Do I have to do two coats when painting?

Blog written by Benjamin Moore Pinnacle South

Do I have to do two coats when painting?

This is a common question that we get at our Edmonton paint store, and it’s usually because people only want to do one coat, not realizing that to get the proper look and result, two coats might be needed. Knowing how many coats you need will determine how much paint and supplies you’ll need to buy.  So here are some situations in which two coats is a best practice, to ensure that you can enjoy your work and appreciate the wonderful look that you achieved.

1: When doing a color change

When doing color changes, two coats is always recommended if you are going light over dark, and sometimes required for going dark over light.  It can also be beneficial to do a prime coat followed by two topcoats if you’re doing a color like simply white or Chantilly lace over top of any medium to dark feature or main color.

2: When painting over patches on your wall

Imagine what if you’ve had to patch some nail holes or dings in your wall, and now you need to paint.  The best practice here is to first ensure the patches are sanded nice and smooth and flush to the wall, then prime them.  This is to prevent flashing, where the patch absorbs the paint differently than the surrounding area, creating an area of different texture and sheen.  Then if you’re just going over with the same color, one coat is sufficient.

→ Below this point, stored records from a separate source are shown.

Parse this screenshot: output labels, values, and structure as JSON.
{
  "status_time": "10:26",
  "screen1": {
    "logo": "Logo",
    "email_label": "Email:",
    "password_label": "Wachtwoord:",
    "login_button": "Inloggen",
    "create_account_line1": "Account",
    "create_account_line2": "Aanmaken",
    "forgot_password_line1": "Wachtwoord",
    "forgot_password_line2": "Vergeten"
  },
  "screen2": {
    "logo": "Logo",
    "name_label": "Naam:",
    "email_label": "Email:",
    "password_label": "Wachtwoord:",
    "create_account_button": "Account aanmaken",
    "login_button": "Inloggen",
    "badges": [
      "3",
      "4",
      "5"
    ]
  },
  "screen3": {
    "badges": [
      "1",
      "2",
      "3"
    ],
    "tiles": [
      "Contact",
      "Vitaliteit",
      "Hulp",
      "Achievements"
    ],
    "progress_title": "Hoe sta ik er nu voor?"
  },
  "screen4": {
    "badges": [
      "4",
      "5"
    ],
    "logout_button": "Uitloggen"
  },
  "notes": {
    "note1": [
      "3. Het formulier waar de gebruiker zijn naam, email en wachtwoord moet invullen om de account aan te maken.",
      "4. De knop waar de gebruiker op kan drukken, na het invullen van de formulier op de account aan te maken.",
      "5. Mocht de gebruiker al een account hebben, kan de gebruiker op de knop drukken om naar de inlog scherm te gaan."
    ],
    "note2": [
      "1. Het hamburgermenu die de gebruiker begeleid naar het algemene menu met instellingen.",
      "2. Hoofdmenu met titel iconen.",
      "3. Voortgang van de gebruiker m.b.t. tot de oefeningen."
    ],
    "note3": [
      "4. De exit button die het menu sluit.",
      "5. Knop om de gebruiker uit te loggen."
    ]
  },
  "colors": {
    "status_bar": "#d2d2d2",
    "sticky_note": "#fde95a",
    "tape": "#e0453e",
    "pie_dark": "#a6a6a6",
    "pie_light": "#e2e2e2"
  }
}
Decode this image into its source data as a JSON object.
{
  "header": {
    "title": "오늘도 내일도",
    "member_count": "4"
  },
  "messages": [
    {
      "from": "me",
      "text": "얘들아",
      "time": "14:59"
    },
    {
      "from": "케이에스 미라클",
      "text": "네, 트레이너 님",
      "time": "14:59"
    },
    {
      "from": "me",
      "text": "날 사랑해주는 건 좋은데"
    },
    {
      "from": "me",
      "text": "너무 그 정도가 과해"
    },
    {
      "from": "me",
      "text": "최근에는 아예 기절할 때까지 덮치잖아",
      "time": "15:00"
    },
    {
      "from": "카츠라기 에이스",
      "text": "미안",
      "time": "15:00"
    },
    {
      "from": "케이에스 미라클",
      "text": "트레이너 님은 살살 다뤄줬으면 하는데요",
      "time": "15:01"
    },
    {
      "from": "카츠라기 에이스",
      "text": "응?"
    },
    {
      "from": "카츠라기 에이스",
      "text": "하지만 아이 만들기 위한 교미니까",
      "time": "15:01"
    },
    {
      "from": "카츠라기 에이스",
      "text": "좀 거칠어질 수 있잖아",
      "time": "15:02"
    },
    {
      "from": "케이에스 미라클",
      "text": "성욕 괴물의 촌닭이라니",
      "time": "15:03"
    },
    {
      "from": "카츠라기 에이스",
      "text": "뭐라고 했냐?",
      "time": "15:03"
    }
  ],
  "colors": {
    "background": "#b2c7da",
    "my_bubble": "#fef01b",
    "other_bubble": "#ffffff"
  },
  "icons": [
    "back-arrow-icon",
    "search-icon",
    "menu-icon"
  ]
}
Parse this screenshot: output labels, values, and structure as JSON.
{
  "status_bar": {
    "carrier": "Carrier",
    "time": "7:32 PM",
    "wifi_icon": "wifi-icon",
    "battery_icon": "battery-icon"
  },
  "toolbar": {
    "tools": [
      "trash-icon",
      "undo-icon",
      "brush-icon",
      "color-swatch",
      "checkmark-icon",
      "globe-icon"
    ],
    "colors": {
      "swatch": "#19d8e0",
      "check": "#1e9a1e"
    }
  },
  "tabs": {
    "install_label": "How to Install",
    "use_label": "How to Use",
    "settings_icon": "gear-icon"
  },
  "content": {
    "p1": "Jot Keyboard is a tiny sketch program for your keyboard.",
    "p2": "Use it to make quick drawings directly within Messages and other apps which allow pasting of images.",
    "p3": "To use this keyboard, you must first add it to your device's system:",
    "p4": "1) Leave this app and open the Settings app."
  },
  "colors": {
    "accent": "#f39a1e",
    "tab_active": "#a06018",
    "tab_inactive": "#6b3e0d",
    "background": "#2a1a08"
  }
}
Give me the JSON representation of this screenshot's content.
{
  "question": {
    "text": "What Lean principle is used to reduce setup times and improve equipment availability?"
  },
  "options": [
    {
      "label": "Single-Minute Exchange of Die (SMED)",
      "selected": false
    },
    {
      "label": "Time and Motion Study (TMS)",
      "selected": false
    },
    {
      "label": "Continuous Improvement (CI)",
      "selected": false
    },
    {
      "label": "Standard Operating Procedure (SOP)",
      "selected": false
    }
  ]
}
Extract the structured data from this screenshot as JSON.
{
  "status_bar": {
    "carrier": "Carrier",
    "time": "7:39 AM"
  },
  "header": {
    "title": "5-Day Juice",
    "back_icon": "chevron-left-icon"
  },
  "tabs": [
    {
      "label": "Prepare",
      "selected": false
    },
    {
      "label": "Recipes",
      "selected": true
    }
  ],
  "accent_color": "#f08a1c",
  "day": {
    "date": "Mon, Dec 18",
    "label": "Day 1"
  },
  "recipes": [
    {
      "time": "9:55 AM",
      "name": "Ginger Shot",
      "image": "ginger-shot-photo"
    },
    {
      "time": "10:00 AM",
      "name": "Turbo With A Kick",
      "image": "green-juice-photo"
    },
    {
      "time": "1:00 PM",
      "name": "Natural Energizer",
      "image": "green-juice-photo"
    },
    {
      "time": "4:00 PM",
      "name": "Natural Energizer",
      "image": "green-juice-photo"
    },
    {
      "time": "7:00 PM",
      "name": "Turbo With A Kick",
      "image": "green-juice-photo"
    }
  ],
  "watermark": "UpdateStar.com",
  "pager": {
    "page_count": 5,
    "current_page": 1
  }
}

3: Freshly installed, mudded, and primed drywall

Fresh drywall that has been fully prepped (taped, mudded, and primed), will need two coats to ensure that you get a consistent finish and depth of color to your walls.  After this is done you can enjoy your walls for years until either of the first two situations occurs.

Very important tip!

When doing your coats of paint, please read the technical datasheets for the product, this will tell you the spread rate of the paint, which will determine how much you need to buy to ensure your 1-2 coats.  Stretching the paint beyond this spread rate means that you aren’t getting a proper coat of paint on the wall, so it’s not going to cover as expected.  A safe measurement is 300-400 sq ft of wall space per gallon for 1 coat, this will ensure that you are getting the right amount of paint on the wall, resulting in a fantastic looking finish.